What is Long-Term Care Insurance?


What is long-term care insurance and does it make sense for you?
Long-term care insurance (LTCI) typically picks up the tab for very expensive illnesses that leave you unable to take care of your own “activities of daily living”. You generally need to be unable to care for yourself for quite a while before they’ll step in – a typical elimination period is 90 days. It helps with caregiving for dementia patients, or people who need nursing home care. It typically doesn’t pay for rehabilitation – that’s covered by health insurance. In fact, that’s a good way to tell them apart: health insurance pays for you to get well from an unwell state. Long-term care insurance pays to take care of you when you’re not going to get better. Long-term care can be very very expensive, on the order of $10,000/month.
If you are at all interested in ever having long-term care insurance you should apply sooner rather than later, probably in your fifties. They are really picky about who they cover!
Should you bother? In general, people with over a million dollars can probably skip it and just pay out of pocket if they need the care. People with under $250,000 can probably skip it and just spend down their assets and go on MassHealth. Are you in the middle somewhere? I think it depends then on what would happen to other people in your family if you had an expensive illness. Would it impoverish a spouse if one of them needed nursing home care? Would you mind using the money up on old-age care rather than leaving it to heirs? Perhaps long-term care insurance is right for you.

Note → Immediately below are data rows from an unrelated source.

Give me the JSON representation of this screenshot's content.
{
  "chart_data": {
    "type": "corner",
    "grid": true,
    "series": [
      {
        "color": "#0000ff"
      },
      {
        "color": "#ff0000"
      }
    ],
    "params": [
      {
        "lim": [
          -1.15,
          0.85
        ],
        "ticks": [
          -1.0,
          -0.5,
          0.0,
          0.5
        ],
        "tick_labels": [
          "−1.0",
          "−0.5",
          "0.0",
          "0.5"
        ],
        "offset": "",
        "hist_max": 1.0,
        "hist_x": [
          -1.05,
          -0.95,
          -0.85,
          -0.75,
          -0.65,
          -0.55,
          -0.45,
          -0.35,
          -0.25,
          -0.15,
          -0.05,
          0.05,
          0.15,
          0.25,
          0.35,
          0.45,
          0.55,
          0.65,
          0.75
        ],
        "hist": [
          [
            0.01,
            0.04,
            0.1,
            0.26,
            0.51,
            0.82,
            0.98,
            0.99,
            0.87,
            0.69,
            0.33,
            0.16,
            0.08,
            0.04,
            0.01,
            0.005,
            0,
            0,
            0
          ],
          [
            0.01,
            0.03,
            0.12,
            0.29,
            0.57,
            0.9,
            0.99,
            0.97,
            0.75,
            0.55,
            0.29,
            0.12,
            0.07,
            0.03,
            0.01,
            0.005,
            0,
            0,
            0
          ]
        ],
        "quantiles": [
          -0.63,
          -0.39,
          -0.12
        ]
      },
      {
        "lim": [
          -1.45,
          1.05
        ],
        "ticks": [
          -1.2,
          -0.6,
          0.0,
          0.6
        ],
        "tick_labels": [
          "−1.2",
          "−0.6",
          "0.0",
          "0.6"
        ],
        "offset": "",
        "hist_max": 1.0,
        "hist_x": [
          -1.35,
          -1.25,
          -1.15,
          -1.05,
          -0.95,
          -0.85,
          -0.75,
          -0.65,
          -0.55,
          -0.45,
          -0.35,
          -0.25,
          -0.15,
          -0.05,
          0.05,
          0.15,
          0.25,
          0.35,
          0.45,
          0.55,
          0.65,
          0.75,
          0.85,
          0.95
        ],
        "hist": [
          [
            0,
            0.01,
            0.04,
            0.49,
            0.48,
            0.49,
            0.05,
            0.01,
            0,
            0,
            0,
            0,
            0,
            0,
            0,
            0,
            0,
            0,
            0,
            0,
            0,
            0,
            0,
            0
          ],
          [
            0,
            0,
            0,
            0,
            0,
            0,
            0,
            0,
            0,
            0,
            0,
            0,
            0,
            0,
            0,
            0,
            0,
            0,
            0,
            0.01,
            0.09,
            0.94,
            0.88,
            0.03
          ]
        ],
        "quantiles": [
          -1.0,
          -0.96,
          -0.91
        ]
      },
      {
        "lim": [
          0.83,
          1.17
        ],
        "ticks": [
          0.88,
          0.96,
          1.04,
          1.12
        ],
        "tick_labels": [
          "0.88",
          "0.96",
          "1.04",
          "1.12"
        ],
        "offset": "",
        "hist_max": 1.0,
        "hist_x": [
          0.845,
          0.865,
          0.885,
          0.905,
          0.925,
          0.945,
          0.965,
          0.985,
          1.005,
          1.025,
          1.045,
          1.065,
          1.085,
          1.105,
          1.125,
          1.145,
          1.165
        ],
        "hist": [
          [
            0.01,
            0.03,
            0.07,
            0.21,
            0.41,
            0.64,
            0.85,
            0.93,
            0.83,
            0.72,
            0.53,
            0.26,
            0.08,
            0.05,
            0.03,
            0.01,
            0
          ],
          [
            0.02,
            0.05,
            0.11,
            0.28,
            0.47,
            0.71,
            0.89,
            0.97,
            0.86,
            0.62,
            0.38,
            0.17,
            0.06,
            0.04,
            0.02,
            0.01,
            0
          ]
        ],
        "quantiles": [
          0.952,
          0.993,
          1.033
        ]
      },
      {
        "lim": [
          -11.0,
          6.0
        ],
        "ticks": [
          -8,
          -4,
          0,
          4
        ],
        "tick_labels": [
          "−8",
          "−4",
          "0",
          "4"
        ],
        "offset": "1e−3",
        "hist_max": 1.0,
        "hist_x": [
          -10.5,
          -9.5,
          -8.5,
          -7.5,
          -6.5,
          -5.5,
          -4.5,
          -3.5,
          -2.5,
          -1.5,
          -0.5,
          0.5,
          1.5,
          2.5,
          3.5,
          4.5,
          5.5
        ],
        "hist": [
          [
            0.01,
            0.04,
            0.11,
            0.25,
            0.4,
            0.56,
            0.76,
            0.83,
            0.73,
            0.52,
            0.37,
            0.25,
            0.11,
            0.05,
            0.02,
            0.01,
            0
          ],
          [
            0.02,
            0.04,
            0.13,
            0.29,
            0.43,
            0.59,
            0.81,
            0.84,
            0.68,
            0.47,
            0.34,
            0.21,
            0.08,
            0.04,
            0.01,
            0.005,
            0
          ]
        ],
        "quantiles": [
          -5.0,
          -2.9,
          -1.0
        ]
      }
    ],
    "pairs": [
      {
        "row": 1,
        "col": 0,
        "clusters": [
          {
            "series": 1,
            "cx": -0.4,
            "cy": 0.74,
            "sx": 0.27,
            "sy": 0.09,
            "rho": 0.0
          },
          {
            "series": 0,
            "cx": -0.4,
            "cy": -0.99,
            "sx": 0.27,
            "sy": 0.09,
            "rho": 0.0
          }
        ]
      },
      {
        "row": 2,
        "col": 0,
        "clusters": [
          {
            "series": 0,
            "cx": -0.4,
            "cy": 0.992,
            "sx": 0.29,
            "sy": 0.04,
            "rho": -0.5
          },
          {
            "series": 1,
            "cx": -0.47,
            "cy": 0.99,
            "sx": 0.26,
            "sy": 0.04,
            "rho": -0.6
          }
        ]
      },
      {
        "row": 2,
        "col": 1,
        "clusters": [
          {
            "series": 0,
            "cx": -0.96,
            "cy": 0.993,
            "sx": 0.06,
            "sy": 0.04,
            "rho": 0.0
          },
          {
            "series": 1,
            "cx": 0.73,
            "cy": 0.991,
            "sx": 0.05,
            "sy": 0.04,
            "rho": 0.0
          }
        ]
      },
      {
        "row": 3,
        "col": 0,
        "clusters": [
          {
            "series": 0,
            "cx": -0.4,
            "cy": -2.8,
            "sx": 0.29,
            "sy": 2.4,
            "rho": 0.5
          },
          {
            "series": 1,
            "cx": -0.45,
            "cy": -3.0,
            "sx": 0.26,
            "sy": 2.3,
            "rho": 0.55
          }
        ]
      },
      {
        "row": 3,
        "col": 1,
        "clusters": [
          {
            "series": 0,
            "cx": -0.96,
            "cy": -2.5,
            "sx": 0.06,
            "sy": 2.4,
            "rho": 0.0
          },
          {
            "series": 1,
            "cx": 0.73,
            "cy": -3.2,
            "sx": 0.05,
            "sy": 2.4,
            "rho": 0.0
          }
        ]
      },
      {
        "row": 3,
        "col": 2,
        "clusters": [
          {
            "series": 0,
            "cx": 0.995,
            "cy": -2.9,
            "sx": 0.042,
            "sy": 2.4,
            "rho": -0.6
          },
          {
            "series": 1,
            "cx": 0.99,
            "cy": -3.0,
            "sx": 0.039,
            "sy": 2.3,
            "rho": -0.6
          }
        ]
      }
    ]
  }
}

One alternative to a long-term care insurance policy is a Home Equity Conversion Mortgage line of credit. If you (or a loved one) intends to stay in their home until they die AND they don’t necessarily care if the home stays in the family after both spouses are gone, you may be a good fit for this. Basically, you can arrange to tap the equity of your home some day, if you want to, for less than the cost of a year’s worth of long-term care insurance. There’s a possibility of the amount you get being more than the value of the house. Unlike LTCI, you don’t have to pay every year. However, if you do end up needing it, you don’t have some insurance company paying the benefit; it comes out of the equity of your house. It’s not perfect, but it’s really interesting idea for people who have paid off the mortgage on their house.